Le personnage d’Eugene O’Neill, l’écrivain aussi attiré par Louise, est interprété par Jack Nicholson et on peut remarquer à quel point il le joue de façon sobre et presque introvertie, ne prenant jamais le dessus sur le couple vedette, emmenés par Diane Keaton (délicate et superbe) et Warren Beatty lui même ultra investi, et épousant en totalité les motivations de cet homme entier et radical dans ses idées. Au delà du simple film d’acteurs, la reconstitution est belle, ample, avec seulement quelques longueurs, mais le mélange de romanesque et de politique s’avère plutôt cohérent et équilibré. Ne traiter que de la révolution bolchevique dans laquelle notre héros est engagé, corps et âme, aurait été fastidieux et lourd pour le public. Il fallait aérer le récit grâce à cette passion amoureuse, que l’on suit avec émotion jusqu’au bout. L’exemple le plus touchant en est cet échange de regard plein de tendresse, entre John et Louise, au beau milieu d’une manifestation qui dégénere.

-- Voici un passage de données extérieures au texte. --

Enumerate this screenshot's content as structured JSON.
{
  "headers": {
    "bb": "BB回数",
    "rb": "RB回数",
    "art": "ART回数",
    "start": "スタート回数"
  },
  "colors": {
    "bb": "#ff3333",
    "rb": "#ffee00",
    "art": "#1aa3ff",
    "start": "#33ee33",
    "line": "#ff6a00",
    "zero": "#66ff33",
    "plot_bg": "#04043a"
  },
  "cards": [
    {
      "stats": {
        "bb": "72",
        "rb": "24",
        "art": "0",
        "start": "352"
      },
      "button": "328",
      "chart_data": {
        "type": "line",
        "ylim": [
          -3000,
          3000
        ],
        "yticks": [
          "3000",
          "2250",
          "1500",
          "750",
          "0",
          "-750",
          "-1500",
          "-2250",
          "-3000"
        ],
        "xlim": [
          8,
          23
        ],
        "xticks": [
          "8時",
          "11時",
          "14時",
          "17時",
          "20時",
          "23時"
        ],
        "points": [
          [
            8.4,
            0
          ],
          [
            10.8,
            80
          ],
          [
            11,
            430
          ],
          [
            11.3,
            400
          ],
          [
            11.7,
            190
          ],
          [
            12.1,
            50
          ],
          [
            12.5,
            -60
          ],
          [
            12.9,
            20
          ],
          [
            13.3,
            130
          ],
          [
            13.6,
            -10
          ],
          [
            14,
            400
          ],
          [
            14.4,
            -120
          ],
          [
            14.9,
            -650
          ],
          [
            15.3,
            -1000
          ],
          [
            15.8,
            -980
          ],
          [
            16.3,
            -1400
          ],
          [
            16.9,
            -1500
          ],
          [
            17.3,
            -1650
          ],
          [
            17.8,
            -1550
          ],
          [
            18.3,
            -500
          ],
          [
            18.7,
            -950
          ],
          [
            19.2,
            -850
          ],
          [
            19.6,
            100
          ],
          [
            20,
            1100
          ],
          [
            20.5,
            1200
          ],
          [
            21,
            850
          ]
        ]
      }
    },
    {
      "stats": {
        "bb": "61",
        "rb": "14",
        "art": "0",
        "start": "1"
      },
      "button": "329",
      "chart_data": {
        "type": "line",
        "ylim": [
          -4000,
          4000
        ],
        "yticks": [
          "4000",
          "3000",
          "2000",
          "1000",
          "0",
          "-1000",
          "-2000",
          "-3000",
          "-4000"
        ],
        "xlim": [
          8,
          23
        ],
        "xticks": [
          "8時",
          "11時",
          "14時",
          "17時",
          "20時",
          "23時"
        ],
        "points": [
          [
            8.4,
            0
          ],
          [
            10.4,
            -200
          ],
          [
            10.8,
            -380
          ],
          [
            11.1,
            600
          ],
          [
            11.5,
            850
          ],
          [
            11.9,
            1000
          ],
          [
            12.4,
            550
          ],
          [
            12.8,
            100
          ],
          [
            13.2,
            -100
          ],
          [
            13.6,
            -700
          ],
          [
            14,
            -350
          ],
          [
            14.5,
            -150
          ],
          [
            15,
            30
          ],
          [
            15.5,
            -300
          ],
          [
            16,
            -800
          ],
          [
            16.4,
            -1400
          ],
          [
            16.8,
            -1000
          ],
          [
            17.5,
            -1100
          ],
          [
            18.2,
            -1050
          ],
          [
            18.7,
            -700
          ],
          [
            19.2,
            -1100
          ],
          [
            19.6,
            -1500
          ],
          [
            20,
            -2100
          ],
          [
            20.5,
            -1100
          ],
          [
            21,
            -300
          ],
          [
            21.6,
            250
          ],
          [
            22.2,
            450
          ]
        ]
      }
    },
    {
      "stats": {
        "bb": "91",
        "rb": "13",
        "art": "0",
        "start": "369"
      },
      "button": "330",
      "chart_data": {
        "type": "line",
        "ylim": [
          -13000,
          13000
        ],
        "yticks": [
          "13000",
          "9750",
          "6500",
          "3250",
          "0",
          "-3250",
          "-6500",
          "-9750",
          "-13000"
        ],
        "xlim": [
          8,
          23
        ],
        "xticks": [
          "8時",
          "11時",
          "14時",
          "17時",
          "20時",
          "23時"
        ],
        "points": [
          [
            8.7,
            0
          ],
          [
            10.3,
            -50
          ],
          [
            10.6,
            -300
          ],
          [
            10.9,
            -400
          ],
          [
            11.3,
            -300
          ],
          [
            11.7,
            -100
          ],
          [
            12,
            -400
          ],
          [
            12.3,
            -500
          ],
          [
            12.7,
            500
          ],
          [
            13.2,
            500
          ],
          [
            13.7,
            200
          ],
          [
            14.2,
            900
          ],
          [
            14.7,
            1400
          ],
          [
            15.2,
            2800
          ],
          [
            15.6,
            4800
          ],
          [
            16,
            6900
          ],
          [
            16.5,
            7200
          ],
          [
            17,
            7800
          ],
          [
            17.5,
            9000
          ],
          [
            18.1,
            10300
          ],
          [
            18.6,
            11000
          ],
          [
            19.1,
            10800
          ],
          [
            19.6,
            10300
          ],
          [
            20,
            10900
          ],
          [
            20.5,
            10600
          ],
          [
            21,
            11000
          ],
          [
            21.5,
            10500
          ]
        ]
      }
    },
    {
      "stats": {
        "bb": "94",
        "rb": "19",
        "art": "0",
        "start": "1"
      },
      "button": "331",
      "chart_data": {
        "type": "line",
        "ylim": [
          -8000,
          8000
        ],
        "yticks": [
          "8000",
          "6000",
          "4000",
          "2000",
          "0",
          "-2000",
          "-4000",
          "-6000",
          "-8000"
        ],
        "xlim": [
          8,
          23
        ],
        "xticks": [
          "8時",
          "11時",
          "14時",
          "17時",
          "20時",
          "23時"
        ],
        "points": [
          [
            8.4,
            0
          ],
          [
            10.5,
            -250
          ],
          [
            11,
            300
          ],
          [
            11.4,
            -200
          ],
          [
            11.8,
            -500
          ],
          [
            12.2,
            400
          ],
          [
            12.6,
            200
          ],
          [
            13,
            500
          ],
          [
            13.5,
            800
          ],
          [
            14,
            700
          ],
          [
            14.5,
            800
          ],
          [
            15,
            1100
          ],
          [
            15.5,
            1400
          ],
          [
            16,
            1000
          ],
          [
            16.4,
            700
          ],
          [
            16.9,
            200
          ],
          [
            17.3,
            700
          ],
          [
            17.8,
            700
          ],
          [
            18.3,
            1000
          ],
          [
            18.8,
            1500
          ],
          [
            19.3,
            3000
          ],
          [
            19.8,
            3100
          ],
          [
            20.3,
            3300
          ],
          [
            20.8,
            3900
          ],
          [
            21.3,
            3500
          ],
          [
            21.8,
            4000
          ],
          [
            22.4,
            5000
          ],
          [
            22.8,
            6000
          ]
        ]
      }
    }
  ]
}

On a reproché à Beatty de frôler l’académisme, en signant un film trop long et au montage un peu brouillon, c’est quelque peu injuste, car il met tout son talent au service d’un sujet noble: la beauté des intentions d’un Américain idéaliste et dont la naïveté demeure émouvante. Quoi de plus beau que de se battre pour ce que l’on croit, coûte que coûte? L’oeuvre récolta neuf nominations aux Oscars, mais seules deux furent transformées en prix! Un pour la meilleure photographie, attribué à Vittorio Storaro, qui a effectué un travail admirable et un pour la meilleure réalisation que Warren Beatty méritait grandement. Il faut revoir Reds séance tenante.
ANNEE DE PRODUCTION 1981.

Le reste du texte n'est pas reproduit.